0

I'm preprocessing data from large dataframe into multiple small numpy files according to x,y coordinates.

i.e. I have many pixelwise values saved in dataframe(P2), and I want to split it into smaller image like pieces (npy).

My steps are as follows.

  1. Loop pieces of coordinates
  2. Convert the piece of coordinates into a dataframe: P1
  3. Merge P1 with the raw data:P2 by ["X", "Y"] in P2 as P_merge
  4. Save P_merge as numpy files

However, since there are many pieces of coordinates (about 1000) and P2 is pretty large (38976147 rows * 13 columns), the code runs really slow.

I've try to run the for loop by multiprocess but I failed on too many global variables here.

I also tried to use dask. However, since I need to save into npys, it would stuck at converting dask dataframe into numpy.

What's the proper way to speed up for loop or panda merge here? Thank you.
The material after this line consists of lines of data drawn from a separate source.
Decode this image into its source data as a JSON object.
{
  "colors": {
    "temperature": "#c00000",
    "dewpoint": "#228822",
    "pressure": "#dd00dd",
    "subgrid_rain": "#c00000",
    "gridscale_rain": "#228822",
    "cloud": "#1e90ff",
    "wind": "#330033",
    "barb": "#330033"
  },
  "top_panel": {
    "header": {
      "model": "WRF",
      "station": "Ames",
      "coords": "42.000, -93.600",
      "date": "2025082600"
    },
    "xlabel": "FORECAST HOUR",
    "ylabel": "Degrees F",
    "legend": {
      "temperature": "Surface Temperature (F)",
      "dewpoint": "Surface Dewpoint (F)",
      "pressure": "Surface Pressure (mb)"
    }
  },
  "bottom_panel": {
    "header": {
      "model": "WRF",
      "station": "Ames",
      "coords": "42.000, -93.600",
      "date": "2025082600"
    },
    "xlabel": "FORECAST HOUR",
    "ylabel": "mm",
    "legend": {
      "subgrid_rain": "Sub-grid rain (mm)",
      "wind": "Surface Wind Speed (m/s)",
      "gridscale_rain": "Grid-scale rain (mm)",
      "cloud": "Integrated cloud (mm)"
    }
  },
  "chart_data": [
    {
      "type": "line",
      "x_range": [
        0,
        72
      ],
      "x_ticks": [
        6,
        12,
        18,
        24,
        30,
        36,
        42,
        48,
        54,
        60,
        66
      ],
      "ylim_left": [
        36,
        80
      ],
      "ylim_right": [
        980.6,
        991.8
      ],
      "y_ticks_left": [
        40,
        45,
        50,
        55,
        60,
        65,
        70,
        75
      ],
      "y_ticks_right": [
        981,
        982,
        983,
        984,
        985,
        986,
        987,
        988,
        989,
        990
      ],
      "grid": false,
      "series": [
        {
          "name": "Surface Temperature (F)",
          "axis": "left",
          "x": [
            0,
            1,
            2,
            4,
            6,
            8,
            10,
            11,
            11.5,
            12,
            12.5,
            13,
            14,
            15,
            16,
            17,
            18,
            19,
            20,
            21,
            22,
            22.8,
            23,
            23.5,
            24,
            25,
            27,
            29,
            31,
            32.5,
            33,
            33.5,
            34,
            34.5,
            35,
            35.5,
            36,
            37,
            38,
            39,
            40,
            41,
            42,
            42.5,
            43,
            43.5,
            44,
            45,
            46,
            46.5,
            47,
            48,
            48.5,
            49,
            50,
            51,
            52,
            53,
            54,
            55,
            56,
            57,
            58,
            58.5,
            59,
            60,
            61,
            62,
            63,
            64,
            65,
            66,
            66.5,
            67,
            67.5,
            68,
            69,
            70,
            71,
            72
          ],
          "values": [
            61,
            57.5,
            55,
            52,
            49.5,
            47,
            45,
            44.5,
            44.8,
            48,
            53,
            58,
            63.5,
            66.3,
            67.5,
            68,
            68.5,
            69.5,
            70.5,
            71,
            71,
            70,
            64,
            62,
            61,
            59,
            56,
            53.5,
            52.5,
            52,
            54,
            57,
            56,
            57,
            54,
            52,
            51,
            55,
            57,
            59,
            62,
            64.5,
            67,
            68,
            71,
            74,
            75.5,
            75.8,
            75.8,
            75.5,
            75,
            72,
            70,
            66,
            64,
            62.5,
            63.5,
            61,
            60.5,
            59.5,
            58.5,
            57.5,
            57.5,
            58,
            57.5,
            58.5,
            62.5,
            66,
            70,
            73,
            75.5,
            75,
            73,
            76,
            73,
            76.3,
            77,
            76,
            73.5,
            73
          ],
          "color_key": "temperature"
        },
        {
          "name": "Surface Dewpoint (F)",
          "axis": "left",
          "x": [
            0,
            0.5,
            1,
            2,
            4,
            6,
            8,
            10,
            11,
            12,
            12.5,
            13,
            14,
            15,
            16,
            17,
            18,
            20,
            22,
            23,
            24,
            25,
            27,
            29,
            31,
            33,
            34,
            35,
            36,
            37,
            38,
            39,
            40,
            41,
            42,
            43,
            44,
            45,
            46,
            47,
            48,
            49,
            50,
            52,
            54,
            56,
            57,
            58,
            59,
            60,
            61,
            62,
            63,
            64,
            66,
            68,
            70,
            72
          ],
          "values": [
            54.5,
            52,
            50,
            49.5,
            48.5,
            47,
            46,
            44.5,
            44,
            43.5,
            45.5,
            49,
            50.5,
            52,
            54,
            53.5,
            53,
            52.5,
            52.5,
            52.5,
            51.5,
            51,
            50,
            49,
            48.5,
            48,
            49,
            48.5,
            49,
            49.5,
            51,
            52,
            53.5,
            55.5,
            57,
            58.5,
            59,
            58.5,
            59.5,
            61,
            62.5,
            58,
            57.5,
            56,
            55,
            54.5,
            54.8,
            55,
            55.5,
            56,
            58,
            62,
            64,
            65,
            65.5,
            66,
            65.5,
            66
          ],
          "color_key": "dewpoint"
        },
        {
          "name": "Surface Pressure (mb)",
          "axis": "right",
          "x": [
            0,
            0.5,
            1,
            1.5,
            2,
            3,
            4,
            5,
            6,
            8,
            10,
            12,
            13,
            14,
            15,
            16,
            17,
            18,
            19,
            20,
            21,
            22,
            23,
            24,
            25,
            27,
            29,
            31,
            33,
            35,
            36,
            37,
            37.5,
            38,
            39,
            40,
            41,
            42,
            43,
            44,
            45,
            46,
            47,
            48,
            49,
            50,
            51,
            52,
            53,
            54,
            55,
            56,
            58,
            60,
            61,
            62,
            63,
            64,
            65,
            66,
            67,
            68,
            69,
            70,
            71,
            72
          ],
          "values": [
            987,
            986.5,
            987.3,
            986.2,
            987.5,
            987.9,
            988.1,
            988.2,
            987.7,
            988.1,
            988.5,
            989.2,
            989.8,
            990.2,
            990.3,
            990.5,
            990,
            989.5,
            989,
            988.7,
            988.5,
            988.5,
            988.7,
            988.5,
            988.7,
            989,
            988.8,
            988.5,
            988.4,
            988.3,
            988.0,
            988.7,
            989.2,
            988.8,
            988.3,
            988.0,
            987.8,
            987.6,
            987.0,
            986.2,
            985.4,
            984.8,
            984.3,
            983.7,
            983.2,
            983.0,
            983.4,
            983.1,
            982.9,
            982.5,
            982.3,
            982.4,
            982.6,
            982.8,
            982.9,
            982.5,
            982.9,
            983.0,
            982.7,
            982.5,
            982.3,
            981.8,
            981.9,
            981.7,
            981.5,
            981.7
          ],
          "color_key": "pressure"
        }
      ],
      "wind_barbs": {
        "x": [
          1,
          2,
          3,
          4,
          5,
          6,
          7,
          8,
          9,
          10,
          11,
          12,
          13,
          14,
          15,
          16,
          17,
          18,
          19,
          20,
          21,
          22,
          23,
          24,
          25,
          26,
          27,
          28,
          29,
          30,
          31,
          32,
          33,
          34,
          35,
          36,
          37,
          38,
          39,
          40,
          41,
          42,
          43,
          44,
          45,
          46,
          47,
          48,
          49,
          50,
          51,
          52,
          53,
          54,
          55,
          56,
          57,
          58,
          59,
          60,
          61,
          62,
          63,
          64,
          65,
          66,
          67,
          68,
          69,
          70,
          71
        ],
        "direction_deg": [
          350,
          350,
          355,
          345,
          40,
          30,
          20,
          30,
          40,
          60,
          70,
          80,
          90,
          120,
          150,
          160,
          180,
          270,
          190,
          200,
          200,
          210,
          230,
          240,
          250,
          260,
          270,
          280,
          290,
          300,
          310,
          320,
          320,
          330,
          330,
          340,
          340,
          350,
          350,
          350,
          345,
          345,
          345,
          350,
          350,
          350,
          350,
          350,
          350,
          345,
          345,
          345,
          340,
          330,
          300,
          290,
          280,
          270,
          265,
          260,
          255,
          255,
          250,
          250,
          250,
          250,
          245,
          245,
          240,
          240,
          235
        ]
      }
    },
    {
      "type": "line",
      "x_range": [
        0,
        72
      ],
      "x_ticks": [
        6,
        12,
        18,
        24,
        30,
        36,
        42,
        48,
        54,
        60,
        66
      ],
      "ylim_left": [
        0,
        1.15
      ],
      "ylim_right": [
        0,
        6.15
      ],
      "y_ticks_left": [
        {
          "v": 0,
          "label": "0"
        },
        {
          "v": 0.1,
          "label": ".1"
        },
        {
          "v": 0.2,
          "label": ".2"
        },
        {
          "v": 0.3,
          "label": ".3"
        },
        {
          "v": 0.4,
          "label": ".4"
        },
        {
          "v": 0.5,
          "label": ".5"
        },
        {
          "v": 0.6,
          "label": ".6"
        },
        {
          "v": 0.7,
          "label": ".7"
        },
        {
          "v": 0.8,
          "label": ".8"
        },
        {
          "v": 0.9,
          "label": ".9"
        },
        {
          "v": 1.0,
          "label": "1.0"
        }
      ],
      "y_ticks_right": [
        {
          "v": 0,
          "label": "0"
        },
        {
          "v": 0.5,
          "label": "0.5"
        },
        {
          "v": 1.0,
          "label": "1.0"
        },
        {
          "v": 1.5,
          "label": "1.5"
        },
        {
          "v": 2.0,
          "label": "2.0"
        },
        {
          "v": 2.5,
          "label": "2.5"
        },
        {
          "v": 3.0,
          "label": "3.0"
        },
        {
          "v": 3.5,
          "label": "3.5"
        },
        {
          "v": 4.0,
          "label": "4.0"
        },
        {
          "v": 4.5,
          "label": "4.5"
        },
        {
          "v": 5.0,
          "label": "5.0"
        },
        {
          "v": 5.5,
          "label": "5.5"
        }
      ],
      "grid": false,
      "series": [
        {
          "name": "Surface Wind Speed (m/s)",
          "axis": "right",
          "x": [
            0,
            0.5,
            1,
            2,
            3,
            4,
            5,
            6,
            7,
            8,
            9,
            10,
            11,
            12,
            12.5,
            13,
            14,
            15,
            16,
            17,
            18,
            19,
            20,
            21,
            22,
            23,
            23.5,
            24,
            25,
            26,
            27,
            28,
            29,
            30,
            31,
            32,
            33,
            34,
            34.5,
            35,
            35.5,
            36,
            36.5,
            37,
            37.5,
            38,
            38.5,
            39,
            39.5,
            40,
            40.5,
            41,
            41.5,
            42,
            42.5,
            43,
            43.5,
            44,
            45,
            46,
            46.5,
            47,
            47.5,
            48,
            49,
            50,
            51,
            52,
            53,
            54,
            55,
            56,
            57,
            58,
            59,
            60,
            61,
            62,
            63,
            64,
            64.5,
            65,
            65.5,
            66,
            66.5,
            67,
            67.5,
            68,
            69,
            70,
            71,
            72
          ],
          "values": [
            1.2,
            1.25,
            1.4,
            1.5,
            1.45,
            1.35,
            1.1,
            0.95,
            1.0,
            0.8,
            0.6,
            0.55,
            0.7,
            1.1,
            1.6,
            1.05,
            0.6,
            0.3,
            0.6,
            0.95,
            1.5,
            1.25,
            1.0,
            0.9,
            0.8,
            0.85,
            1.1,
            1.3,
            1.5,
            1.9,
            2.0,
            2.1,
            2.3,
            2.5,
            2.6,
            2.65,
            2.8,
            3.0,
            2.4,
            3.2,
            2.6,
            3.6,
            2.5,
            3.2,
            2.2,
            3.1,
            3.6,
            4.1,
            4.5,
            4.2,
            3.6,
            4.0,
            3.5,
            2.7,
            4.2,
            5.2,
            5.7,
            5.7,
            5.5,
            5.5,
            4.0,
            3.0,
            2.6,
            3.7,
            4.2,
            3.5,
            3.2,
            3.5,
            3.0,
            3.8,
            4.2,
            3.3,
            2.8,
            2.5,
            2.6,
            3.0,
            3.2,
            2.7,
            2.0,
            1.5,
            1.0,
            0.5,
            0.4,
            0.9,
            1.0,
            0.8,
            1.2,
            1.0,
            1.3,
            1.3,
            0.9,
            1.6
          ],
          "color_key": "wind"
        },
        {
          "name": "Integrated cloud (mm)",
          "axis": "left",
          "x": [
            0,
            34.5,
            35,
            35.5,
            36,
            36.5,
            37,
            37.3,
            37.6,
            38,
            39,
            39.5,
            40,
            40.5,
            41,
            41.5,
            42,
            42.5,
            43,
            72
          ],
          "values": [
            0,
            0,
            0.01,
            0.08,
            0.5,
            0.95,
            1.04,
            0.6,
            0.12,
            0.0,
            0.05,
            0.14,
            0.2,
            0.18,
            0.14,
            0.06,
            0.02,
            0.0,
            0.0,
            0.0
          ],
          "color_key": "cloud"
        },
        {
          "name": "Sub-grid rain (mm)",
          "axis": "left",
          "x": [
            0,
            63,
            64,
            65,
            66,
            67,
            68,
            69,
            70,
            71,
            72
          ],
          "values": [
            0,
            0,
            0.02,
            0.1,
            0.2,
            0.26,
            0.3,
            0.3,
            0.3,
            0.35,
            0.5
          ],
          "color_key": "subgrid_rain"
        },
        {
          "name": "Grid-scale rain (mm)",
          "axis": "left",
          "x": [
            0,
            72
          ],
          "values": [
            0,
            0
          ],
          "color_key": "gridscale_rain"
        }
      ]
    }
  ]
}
def split_2_pieces(img_coors: List[List[float]], P2, img_h, img_w, file_name):
    # Step1
    for (x, y) in img_coors:
        # Step2
        X, Y = np.meshgrid(x, y) # x is a list, y is a list
        P1 = {"X": X.flatten(), "Y": Y.flatten()}
        P1 = pd.DataFrame(data=P1)
        
        # Step3
        P_merge = P1.merge(P2[["X", "Y", "value1", ...]], how="left", on=["X", "Y"]).fillna(0)
        
        # Step4
        P_merge_npy = np.array(P_merge).reshape(img_h, img_w, 13)
        np.save(Path(path, str(idx) + file_name), P_merge_npy)

The reason I need to meshgrid in step2 is that some datapoint does not appear in P2.

In order to save pixelwise map as npy files, I first generate x, y then meshgrid, and then fill in the data of P2 by pandas.merge according to "X", "Y".

The P2 is a dataframe: something like this.

X Y Name value power1 ... power9
1071.564 2478.21 u_mcuss 0.0072 0.01 ... 0.023

1 Answers1

0

According to the method by enter link description here Solution 2, I first extract the rows from P2 that really matters by "np.where".

By doing this, the merge step will be speeded up since P2 have left much less rows.

def split_2_pieces(img_coors: List[List[float]], P2, img_h, img_w, file_name):
    # Step1
    for (x, y) in img_coors:
        # Step2
        X, Y = np.meshgrid(x, y) # x is a list, y is a list
        P1 = {"X": X.flatten(), "Y": Y.flatten()}
        P1 = pd.DataFrame(data=P1)
        
        # New step 
        x_min, x_max = x.min(), x.max()
        y_min, y_max = y.min(), y.max()
        df_X, df_Y = P2.X.values, P2.Y.values

        row_idx = np.where((df_X >= x_min) & (df_X <= x_max) & df_Y >= y_min) & (df_Y <= y_max))
        P2_extracted = P2.iloc[row_idx]
        
        # Step3 (Modified)
        P_merge = P1.merge(P2_extracted [["X", "Y", "value1", ...]], how="left", on=["X","Y"]).fillna(0)
    
        # Step4
        P_merge_npy = np.array(P_merge).reshape(img_h, img_w, 13)
        np.save(Path(path, str(idx) + file_name), P_merge_npy)

The original run time reduces from 18.7 seconds to 1.13 seconds!